O JUMENTO É MAIS QUE NOSSO IRMÃO –
Luiz Gonzaga fez a exaltação do jumento no afã da lida do sertanejo nordestino. “A vida desse animal, padre Vieira escreveu, mas na pia batismal, ninguém sabe o nome seu” É tanto nome que vai de“brioso” até “inspetor de quarteirão”, “passando por alicate”,“relógio”, “breguedé”, e por aí vai a criatividade sertaneja.
“Ele tem tantas virtudes / ninguém pode carcular / conduzindo um ceguinho porta em porta a mendigar”. E Gonzagão abreviou a alusão final ao dizer que “o jegue é a história do sertão; e mais: o jumento é nosso irmão!”.
Até que em 2018 chegou à imprensa uma notícia que revoltou muita gente. Os estimados jumentos poderiam estar na fila da morte.

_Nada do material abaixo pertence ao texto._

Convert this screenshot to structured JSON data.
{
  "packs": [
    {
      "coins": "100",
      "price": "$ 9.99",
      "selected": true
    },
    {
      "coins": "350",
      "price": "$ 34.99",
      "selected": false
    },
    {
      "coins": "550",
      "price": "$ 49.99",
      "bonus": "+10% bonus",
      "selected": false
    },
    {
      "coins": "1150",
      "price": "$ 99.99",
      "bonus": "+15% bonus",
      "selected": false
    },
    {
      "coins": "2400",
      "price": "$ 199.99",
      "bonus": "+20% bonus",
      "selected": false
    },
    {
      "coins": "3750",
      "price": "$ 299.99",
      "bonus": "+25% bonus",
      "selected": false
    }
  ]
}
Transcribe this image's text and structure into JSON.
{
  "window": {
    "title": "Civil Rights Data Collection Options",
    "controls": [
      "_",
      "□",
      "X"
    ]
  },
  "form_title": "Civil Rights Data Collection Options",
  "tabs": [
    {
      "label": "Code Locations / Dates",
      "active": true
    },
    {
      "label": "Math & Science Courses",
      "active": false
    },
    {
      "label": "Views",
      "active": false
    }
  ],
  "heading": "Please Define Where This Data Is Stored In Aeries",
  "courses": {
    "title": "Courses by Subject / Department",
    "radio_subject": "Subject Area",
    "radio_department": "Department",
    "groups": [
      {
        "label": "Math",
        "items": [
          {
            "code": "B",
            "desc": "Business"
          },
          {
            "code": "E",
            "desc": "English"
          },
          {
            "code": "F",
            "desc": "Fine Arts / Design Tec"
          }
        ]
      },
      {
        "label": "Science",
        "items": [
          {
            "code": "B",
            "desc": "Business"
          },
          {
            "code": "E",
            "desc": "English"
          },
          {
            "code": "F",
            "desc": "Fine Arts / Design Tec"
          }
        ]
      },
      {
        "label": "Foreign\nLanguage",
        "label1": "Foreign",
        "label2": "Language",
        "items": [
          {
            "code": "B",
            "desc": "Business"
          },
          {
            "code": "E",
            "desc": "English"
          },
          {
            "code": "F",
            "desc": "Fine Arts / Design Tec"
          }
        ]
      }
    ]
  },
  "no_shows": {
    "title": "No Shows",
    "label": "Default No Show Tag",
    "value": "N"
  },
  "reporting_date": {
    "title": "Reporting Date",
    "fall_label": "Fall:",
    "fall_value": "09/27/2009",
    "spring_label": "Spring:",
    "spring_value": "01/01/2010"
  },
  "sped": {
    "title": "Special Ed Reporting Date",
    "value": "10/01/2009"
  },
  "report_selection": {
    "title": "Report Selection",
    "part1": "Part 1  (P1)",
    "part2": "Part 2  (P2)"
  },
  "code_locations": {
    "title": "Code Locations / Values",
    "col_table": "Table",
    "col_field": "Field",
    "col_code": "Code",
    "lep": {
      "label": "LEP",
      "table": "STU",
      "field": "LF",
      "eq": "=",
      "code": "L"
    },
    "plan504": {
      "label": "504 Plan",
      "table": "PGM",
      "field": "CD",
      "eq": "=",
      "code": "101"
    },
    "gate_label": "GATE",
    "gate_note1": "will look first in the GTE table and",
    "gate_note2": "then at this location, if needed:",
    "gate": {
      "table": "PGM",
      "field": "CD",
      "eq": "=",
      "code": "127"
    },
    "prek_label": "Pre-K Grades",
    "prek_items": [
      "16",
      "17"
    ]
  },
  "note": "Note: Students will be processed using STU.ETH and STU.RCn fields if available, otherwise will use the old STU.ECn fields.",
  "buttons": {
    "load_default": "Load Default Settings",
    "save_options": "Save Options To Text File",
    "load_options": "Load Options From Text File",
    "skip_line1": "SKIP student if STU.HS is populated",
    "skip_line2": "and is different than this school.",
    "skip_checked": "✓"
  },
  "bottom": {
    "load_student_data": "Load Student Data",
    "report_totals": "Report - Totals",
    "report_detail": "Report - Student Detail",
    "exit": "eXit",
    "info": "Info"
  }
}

Um frigorífico de Itapetinga, interior da Bahia, anunciou o abate de cavalos e jegues, e pior, seguindo portaria da agência de defesa agropecuária do Estado. Mais dois frigoríficos teriam a mesma autorização após seguir algumas exigências. Os infelizes jegues teriam como destino a China, onde serviriam para a indústria de alimentos e cosméticos. Imagina-se quanto sofrimento a mais.
A grita foi geral em noticiários televisivos de todo o país. ONGs denunciaram que o terrível abate poderia significar a extinção dos estimados asininos em cinco anos.
Até que em fevereiro de 2019 surgiu a notícia que um deputado federal fizera anúncio de um projeto de lei tornando o jumento como“patrimônio nacional”, e no mesmo documento previa a proibição do abate de jegues em todo o território nacional. Foi um alívio para tantos nordestinos e conhecedores da saga utilitária e afetiva desse pequeno animal. Acresce-se agravante que a prática poderia entrar na interpretação da lei contra os maus-tratos a animais. E assim ficou a expectativa.
Um trecho desse projeto de Lei vinha assim discriminado com estas palavras: “Historicamente o jumento é figura importante no desenvolvimento do Brasil, principalmente no Nordeste. Trata-se de um animal astuto, com grande capacidade de carga, mais lentos, porém mais pacientes que o cavalo. Atuou por vários anos como transporte de pessoas e mercadorias e nos últimos anos vem sendo abandonado em virtude da substituição dos seus serviços por transportes motorizados”. Quero crer que o excerto traçou a realidade por que passa a situação dolorosa em que os jegues são literalmente deixados ao relento e fora de propriedades, onde tinham o seu canto acolhedor.
Outro protesto importante foi, há um ano, com a atuação da Frente Nacional de Defesa dos Jumentos, que fez atos em vários locais do país e na capital paraibana, à frente onde está erigido o busto de Tamandaré.
No manifesto desta Frente “abolicionista” contra o abate de jumentos, redigiu-se procedentes observações em defesa do ato. Transcrevo:
“Segundo a Frente, o jumento é um símbolo do Nordeste, é importante para o ecossistema brasileiro, não há necessidade de inclusão de mais essa matriz alimentar no cardápio brasileiro, não há no Brasil cultura de abate de jumentos nem de consumo desse animal, a sociedade deseja a manutenção da vida dos jumentos e repudia o abate dos jumentos e o abate dos jumentos levará à extinção da espécie”.
Não há dúvida que o jumento teve seus direitos legítimos, em gratidão, preservados, desde as prédicas do padre Antônio Batista Vieira, que assim defendia nas missas e reuniões do município cearense de Várzea Alegre. Padre Vieira nasceu em 1919 e morreu em 2003, mas deixou sua marca nessa história contada por Gonzagão. No início do século, padre Vieira chegou a fundar, que seja de forma folclórica,mas para despertar o reconhecimento, o Clube Mundial do Jumento.
Por essas e outras, pode-se considerar que “o jumento é mais que nosso irmão!